Tuesday, June 2, 2020

Not getting on?



There’s been more time for reading and watching. Human relationships are often at the centre. I’ve been reading The Carer by Deborah Moggach. I haven’t finished it yet but it’s about a son and daughter who hire a carer to look after their elderly father. But because the carer is so caring and gets on so well with their father they begin to suspect her of terrible things, whilst their own relationships with their partners are very messed up and their relationship with their father very cold. Although now in their late middle age they still bear childhood grudges against him, he wasn’t there for them even on family holidays, they never felt that they could do anything to please and yet the carer seems to take their father out to the most banal entertainment, cook rather ordinary food and he revels in the carer’s company. 

Mum laughed when I told her what I was reading. She had been given a book about a woman who in her old age goes to live with one of her children and how very difficult that relationship was.
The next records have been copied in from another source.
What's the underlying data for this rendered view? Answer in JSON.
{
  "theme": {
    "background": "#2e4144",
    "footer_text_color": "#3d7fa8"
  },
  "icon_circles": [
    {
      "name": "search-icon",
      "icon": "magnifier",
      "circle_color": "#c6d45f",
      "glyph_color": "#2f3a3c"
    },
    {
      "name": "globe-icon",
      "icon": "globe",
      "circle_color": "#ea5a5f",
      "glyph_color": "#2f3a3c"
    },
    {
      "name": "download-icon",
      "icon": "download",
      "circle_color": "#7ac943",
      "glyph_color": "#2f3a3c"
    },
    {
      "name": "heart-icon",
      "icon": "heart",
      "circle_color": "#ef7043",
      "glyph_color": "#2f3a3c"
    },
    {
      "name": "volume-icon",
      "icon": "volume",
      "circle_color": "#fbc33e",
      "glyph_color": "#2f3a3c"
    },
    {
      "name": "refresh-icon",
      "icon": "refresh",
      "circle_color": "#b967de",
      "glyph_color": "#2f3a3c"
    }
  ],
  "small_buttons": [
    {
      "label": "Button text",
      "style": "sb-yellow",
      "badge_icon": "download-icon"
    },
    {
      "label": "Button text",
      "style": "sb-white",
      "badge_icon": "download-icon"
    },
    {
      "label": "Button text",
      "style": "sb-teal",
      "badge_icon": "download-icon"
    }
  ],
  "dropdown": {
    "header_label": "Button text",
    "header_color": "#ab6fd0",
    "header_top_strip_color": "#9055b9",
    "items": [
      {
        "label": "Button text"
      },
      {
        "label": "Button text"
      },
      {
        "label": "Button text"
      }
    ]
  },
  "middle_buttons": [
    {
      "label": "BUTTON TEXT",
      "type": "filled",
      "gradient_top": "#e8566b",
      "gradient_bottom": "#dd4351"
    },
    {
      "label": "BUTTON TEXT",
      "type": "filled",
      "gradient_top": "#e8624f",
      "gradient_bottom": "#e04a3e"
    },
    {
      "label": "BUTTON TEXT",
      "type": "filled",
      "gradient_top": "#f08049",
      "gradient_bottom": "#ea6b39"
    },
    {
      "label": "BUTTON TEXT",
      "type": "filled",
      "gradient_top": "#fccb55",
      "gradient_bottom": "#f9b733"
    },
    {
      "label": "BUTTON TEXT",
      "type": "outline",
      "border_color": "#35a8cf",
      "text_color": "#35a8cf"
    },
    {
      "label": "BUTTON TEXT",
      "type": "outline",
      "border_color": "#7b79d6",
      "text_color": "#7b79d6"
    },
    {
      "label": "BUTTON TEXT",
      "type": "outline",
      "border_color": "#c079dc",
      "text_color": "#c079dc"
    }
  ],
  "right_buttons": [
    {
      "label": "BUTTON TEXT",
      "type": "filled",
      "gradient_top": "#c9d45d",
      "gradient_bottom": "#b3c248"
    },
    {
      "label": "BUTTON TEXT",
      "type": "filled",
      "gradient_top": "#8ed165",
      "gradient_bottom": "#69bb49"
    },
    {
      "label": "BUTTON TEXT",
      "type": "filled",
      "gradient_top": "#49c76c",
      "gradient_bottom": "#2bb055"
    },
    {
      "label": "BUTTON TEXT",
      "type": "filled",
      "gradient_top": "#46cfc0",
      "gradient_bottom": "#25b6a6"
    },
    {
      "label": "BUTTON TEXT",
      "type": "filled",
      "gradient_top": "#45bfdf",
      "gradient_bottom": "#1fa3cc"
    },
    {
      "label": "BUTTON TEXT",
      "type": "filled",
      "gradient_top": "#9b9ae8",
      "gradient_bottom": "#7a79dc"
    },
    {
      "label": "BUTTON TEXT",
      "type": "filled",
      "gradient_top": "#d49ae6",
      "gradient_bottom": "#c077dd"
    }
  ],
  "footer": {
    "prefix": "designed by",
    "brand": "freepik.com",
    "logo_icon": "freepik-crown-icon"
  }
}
One of the big watches on iplayer at the moment is Normal People about two young people growing up in Ireland never feeling that that fit in. It’s a love story but also examines life at school - that sense of wanting to belong and yet being an outsider and then onto university where again there is that sense of alienation, not quite fitting in or getting on with others.

 

We learn a great deal about our own lives by reading books and watching films, we often long as an audience to intervene, tell the characters to see the bigger picture that we see the love that lies behind the foolish talk and behaviour. They can be reflections of ourselves, though, can’t they?

 

Jesus’ disciples didn’t always get on; Philip and James argued about who was the greatest, Paul and Barnabas had such great differences on their missionary journeys that they decided to go it alone, despite Paul’s teaching about all of us being children of God and that we are all have a vital role as the body of Christ.

‘People do people things’ a trainee curate commented to Doug once at the hospital chaplaincy, wise words he thought from one so young (well, he did happen to be a bishop’s son!) We learn in life that we will not always get on with people, in families, work or amongst our friends but books and films and particularly the Bible can give us that greater perspective that not getting on affects us in such unhelpful ways that it is far better to turn the other cheek and learn to forgive as Jesus said, better for them and for us.

 

 Dear Jesus, help us to spread your fragrance everywhere we go. Flood our souls with your spirit and life. Penetrate and possess our whole being so utterly that our lives may only be a radiance of yours. Shine through us and be so in us that every soul we come in contact with may feel your presence in our soul. Let them look up and see no longer us, but only Jesus.

Stay with us and then we shall begin to shine as you shine, so to shine as to be light to others. The light, O Jesus, will be all from you. None of it will be ours. It will be you shining on others through us.

Let us thus praise you in the way you love best by shining on those around us. Let us preach you without preaching, not by words, but by our example; by the catching force - the sympathetic influence of what we do, the evident fullness of the love our hearts bear to you. Amen.